I would like to calculate 'fit' but without adjusting for the variable 'z'.
What I have now is cumbersome, and eventually I would like to iterate through different power polynomials without having to add one more term to the above equation for 'fit' every time.
x <- runif(n = 50, min = 1, max = 10)
y <- runif(n = 50, min = 10, max = 20)
z <- sample(letters[1:5], 50, TRUE)
f <- lm(y ~ poly(x, 5, raw=TRUE) + as.factor(z), na.action=na.exclude)
fit <- f$coeff[1] + f$coeff[2]*x + f$coeff[3]*x^2 + f$coeff[4]*x^3 +
f$coeff[5]*x^4 +
f$coeff[6]*x^5
By default, the parametrization R uses for fitting a factor is to add a dummy variable for all levels except the first. So if you want the prediction for your data to exclude the coefficients for the factor z
, just ask for predictions where x
takes on the true values, and z
takes on its first level (probably "a"
in your case, but sampling might never give an "a"
, so it's better to use levels(as.factor(z))[1]
.
That is:
newdata <- data.frame(x = x, z = levels(as.factor(z))[1])

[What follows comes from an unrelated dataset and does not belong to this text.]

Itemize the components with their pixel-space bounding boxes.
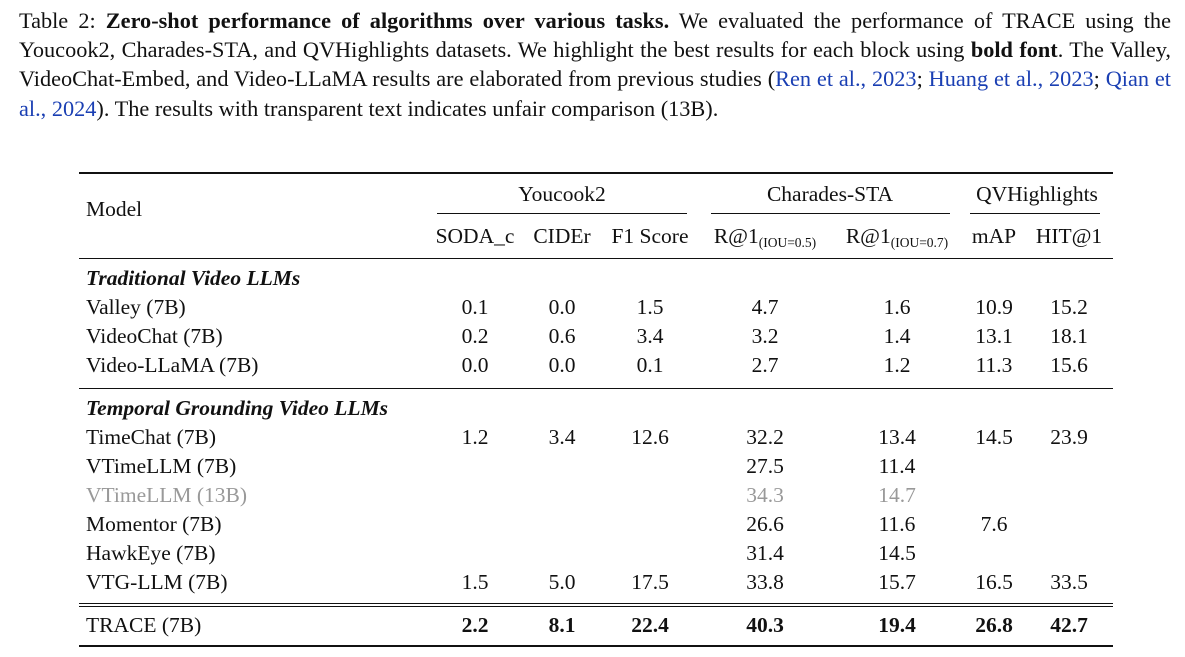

fit <- predict(f, newdata = newdata)
I'd be slightly worried that something might go wrong in computing as.factor()
in newdata
(though it appears to give the same values as your formula), so I'd recommend a slightly different overall approach: change z
to a factor before
calling lm()
. That is,
z <- as.factor(z)
f <- lm(y ~ poly(x, 5, raw=TRUE) + z, na.action=na.exclude)
levs <- levels(z)
newdata <- data.frame(x = x, z = factor(levs[1], levels = levs))
fit <- predict(f, newdata = newdata)